The research, led by Michael Lesser from the University of New Hampshire
and supported by NURP's Caribbean Marine Research Center, also suggests
that cyanobacteria has a symbiotic relationship with its coral host;
the cyanobacteria provides an important service for it's host by
releasing nitrogenase, an enzyme which converts the nitrogen found
in seawater to a form usable by the coral.
Cyanobacteria may also provide a usable form of nitrogen to zooxanthellae,
which provides M. cavernosa with its carbon requirements.
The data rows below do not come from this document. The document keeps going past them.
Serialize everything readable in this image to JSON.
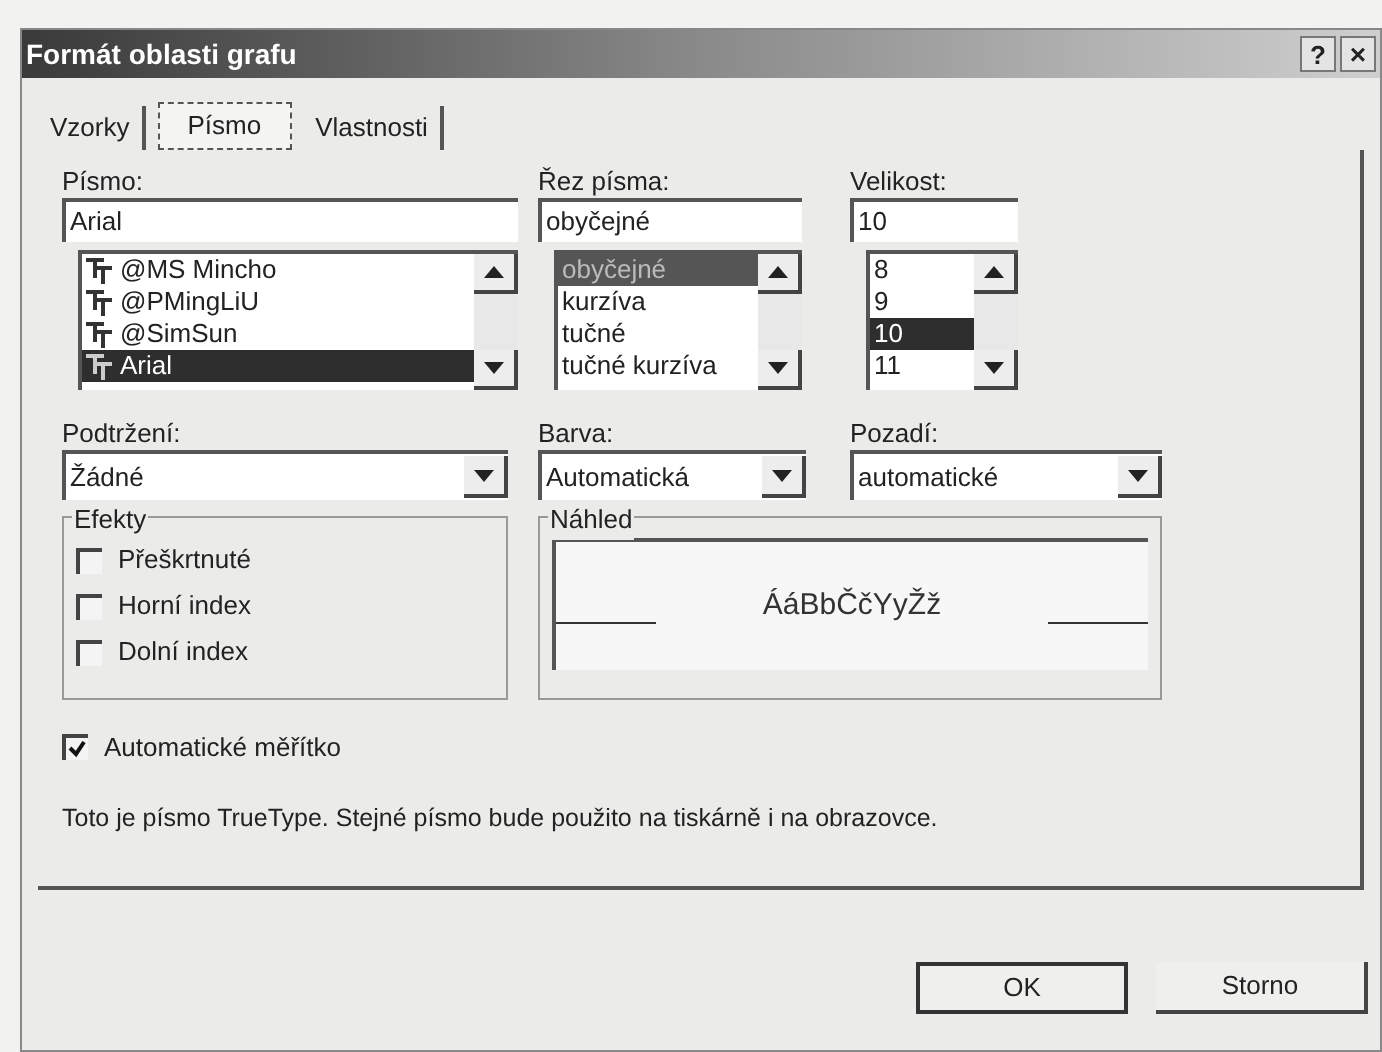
{
  "window": {
    "title": "Formát oblasti grafu",
    "help_button": "?",
    "close_button": "×"
  },
  "tabs": [
    {
      "label": "Vzorky",
      "selected": false
    },
    {
      "label": "Písmo",
      "selected": true
    },
    {
      "label": "Vlastnosti",
      "selected": false
    }
  ],
  "font": {
    "label": "Písmo:",
    "value": "Arial",
    "items": [
      {
        "label": "@MS Mincho",
        "selected": false
      },
      {
        "label": "@PMingLiU",
        "selected": false
      },
      {
        "label": "@SimSun",
        "selected": false
      },
      {
        "label": "Arial",
        "selected": true
      }
    ]
  },
  "font_style": {
    "label": "Řez písma:",
    "value": "obyčejné",
    "items": [
      {
        "label": "obyčejné",
        "selected": true
      },
      {
        "label": "kurzíva",
        "selected": false
      },
      {
        "label": "tučné",
        "selected": false
      },
      {
        "label": "tučné kurzíva",
        "selected": false
      }
    ]
  },
  "size": {
    "label": "Velikost:",
    "value": "10",
    "items": [
      {
        "label": "8",
        "selected": false
      },
      {
        "label": "9",
        "selected": false
      },
      {
        "label": "10",
        "selected": true
      },
      {
        "label": "11",
        "selected": false
      }
    ]
  },
  "underline": {
    "label": "Podtržení:",
    "value": "Žádné"
  },
  "color": {
    "label": "Barva:",
    "value": "Automatická"
  },
  "background": {
    "label": "Pozadí:",
    "value": "automatické"
  },
  "effects": {
    "title": "Efekty",
    "items": [
      {
        "label": "Přeškrtnuté",
        "checked": false
      },
      {
        "label": "Horní index",
        "checked": false
      },
      {
        "label": "Dolní index",
        "checked": false
      }
    ]
  },
  "preview": {
    "title": "Náhled",
    "sample": "ÁáBbČčYyŽž"
  },
  "auto_scale": {
    "label": "Automatické měřítko",
    "checked": true
  },
  "info": "Toto je písmo TrueType. Stejné písmo bude použito na tiskárně i na obrazovce.",
  "buttons": [
    {
      "label": "OK",
      "default": true
    },
    {
      "label": "Storno",
      "default": false
    }
  ]
}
In addition, zooxanthellae may also supply carbon to cyanobacteria,
suggesting a symbiotic relationship between the two organisms. The
presence of cyanobacteria in corals highlights the important role
that symbiotic relationships can potentially play in species diverse
coral reefs and adds another level of complexity to the ecology
and biology of corals.
The study is published in Science (see citation below) and
was featured on MSNBC and the BBC.
Michael P. Lesser, Charles H Mazel, Maxim Y. Gorbunov, Paul G. Falkowski
(2004). Discovery of Symbiotic Nitrogen-Fixing Cyanobacteria in
Corals. Science. Vol. 305, Aug 13, 2004, pp. 997 - 1000.